RANZCR radiodiagnosis written exam (e-Film reading)

Dr Matt Andrews et al.

The RANZCR radiodiagnosis written exam (e-Film reading) is part of the RANZCR part 2 examination.


The exam consists of 8 questions of equal value. Each question comprises a case (or two) with a clinical history and relevant imaging with one or a number of different imaging modalities. Whereas previously the cases have been presented as 'hard-copy', since April 2013 the cases have been delivered electronically via a PACS viewer. To ensure loading times for cases are not too long, typically a select number of series/sequences are provided for each case. As with any PACS viewer, there are imaging tools such as magnification, windowing, measurements etc.

Answers are typed into text boxes under the following headings:

  • findings
  • likely diagnosis
  • differential diagnosis
  • further investigation or management.

Currently, it is only held in Sydney, Australia.


This examination tends to be the most time-constrained of all the RANZCR part 2 written exams, with 15 minutes per case/question if time is allocated evenly. A common technique is to limit each answer to, say, 12 minutes, which leaves 24 minutes at the end for reviewing answers.

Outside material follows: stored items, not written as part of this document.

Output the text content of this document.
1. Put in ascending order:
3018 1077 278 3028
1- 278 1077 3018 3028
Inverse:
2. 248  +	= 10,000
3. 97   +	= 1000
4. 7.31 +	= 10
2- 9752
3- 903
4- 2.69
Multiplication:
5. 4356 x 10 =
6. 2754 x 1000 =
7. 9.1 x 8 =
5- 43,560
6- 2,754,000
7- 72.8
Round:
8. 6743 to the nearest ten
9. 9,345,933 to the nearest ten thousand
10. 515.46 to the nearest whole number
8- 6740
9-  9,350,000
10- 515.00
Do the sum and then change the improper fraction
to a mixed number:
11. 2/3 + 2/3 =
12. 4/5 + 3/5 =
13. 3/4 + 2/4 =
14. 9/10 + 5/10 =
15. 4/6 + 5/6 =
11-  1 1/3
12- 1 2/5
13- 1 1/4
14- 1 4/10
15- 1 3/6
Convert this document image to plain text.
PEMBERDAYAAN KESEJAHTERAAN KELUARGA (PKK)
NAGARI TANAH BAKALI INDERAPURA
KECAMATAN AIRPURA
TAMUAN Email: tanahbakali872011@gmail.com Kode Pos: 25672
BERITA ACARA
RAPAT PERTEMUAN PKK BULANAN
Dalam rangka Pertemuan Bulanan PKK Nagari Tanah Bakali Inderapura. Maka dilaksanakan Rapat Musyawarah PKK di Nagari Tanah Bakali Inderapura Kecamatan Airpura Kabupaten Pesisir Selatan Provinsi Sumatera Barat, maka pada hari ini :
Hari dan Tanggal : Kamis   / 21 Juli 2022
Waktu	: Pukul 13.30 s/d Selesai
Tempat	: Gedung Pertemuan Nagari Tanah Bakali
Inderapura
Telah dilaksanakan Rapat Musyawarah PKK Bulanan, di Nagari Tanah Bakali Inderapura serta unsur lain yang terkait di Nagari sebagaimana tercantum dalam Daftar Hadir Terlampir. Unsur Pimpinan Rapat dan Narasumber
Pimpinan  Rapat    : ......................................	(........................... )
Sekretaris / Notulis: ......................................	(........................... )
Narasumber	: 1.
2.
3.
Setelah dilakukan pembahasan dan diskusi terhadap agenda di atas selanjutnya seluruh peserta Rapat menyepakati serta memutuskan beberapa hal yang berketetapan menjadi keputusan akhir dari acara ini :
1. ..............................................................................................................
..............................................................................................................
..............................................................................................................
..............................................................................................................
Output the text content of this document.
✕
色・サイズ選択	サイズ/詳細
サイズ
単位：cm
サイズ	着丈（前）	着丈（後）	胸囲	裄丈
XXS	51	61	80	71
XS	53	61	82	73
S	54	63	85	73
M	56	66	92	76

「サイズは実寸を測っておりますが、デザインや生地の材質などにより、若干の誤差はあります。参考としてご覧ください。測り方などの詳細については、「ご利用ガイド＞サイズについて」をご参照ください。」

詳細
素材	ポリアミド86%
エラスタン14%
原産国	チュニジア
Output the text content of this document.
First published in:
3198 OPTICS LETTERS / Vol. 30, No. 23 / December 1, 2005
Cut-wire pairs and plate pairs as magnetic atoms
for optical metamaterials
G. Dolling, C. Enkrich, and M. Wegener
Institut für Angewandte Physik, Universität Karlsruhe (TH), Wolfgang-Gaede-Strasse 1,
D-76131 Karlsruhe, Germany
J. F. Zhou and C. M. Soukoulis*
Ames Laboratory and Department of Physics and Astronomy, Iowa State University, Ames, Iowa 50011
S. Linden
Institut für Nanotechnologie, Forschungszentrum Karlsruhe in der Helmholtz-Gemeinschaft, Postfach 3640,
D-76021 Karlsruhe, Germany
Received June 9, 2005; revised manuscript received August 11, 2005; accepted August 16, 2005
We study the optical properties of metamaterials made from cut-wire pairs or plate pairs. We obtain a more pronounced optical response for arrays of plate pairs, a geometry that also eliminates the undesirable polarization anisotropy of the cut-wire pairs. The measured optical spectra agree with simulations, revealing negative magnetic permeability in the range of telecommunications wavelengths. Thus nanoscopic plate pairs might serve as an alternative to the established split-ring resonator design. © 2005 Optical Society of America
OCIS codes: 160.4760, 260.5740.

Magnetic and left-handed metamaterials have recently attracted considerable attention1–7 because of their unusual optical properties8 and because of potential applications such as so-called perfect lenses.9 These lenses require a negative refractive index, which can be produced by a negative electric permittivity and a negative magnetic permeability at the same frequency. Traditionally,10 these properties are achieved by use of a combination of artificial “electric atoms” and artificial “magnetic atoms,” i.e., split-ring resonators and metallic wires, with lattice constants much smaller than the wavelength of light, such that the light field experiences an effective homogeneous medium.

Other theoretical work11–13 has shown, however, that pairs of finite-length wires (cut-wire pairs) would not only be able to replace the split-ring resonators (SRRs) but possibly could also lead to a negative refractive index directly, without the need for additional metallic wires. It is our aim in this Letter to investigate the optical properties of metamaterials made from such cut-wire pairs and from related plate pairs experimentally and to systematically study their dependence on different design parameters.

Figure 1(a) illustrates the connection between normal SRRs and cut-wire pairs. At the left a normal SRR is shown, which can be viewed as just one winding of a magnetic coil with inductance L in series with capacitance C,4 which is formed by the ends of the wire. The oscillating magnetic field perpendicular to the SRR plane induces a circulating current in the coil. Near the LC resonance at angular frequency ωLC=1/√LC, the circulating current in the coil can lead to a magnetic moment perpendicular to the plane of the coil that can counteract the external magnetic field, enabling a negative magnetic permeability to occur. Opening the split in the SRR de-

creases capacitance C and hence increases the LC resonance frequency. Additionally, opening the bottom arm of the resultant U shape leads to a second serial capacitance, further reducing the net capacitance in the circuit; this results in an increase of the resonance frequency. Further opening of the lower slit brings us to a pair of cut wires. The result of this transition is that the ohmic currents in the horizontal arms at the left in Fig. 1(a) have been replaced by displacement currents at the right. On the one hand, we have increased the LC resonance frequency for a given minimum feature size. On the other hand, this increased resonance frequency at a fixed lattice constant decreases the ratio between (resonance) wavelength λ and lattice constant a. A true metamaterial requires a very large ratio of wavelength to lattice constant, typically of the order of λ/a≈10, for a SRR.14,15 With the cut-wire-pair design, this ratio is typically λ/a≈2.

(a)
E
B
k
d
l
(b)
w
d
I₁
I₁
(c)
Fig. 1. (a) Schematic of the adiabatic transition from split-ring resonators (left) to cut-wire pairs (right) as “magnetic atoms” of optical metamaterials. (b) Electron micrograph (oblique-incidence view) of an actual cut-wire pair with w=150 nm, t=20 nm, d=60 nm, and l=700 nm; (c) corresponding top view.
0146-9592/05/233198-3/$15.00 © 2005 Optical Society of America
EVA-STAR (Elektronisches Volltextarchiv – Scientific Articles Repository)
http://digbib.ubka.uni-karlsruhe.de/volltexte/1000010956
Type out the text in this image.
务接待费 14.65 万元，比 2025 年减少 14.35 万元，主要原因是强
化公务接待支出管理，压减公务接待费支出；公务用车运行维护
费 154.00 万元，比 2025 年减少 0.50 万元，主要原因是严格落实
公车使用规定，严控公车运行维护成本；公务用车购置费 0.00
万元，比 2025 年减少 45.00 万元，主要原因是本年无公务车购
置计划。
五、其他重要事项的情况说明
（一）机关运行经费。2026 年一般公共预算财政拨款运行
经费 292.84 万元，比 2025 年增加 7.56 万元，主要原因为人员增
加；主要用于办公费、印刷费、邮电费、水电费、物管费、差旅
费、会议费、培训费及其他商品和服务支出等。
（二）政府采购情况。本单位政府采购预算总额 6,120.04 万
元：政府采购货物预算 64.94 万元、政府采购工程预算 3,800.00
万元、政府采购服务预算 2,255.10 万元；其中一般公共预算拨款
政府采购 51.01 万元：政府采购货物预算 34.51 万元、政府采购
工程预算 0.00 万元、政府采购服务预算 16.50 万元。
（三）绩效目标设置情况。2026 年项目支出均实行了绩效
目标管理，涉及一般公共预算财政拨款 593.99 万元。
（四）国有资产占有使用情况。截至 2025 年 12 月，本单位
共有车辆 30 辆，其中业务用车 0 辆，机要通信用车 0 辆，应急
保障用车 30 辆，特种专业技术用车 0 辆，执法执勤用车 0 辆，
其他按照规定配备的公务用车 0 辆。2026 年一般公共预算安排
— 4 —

It is important to note that the images may take as long as 1 minute to load for each case. For this reason, it may take a while to go back and forward between cases. Most candidates, therefore, tend to answer each case in the order that they are presented, rather than having a quick look at all the cases first and answering the ones they know best before tackling the more challenging cases.

The 4 text boxes (findings, likely diagnosis, differential diagnosis, and further investigation or management) provide the structure for your answer, with subheadings not required. Bullet points may be useful, especially in describing the findings (which tends to be the 'longest' of the answers). In some cases, there is no differential diagnosis, in which case this box does not need to be filled in.

As with the RANZCR anatomy paper 1 exam, typing skills are important; improving your typing speed will essentially provide you with more time to complete the exam. One tip from previous years is to type, rather than dictate, a few of your reports during your day to day work.

Note: details correct at time of writing. Please check with RANZCR for updated details.